I have tried a tube spacing of 3" and it seems OK what do you all think?

It should be interesting. Ken

Peter_1
27-02-2006, 08:35 AM
Of course, now, I have to ask. How is it you use the aluminum and copper and stainless? I imagine you have taken advantage of aluminum's heat transfer capabilities, but how are you bonding the copper and aluminum and stainless?

Exactly Dan,it's for the heat transfer capabilities.
It's amazing if you don't use it how bad the heat transfer is for SS.

We use it also for heated counters to 75°C. If you use electrical heaters instead of hot water, you can measure temperature differences of 30 to 40°C°C over 10 cm.
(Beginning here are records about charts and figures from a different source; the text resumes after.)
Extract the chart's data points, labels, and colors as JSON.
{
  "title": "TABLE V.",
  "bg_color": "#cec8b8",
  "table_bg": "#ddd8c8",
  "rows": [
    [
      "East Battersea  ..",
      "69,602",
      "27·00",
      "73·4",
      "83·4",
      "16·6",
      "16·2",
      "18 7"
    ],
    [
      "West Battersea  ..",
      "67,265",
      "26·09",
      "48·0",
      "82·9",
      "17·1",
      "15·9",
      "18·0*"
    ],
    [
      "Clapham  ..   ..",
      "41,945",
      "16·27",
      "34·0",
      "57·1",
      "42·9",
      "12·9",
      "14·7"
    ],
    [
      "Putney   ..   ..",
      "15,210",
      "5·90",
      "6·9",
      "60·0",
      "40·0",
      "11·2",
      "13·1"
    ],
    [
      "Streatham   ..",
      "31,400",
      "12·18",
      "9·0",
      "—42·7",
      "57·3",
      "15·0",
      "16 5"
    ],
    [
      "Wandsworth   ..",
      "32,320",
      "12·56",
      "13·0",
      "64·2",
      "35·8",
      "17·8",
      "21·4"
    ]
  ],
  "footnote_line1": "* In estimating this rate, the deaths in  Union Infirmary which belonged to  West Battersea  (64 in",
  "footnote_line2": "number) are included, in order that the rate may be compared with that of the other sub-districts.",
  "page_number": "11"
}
I will take some pictures of the counter which is test running for the moment where we have a lump( bump?) due to the TIG soldering of a seem made by the TIG welders.
You can realy see over a distance of 15 cm a temperature difference of 15°C. The lump is wet at +/- 2°C and the water of it is sliding 10 to 15 cm further to freeze there to -12°C. All this because the aluminum isn't contacting the SS and the bad heat transfer capabilities of the SS.

The forum doesn't allow pictures reposting but you can see them at
http://www.refrigeration-engineer.com/forums/showthread.php?t=3877

Indeed US Iceman, Frank, you can see also the heat transfer compound. You interpreted the way I tried to explain it.
Regarding the EPR, I know what you meant but it's only to clarify how you can use it in such an application, only for one unit, especially because the selection of the condensing unit can't be calculated. Size it a litlle bit to big and then install an EPR.

And no couplings is indeed for safety, you can never repair them afterwards and if it's heavy loaded you will see the thickness of the solder printing/pushing through the stainless steel.

For the spacing, we use the radius of the bender which is +/- 7 cm I think. I think going wider will not give much problems.

We learned all this by making many mistakes.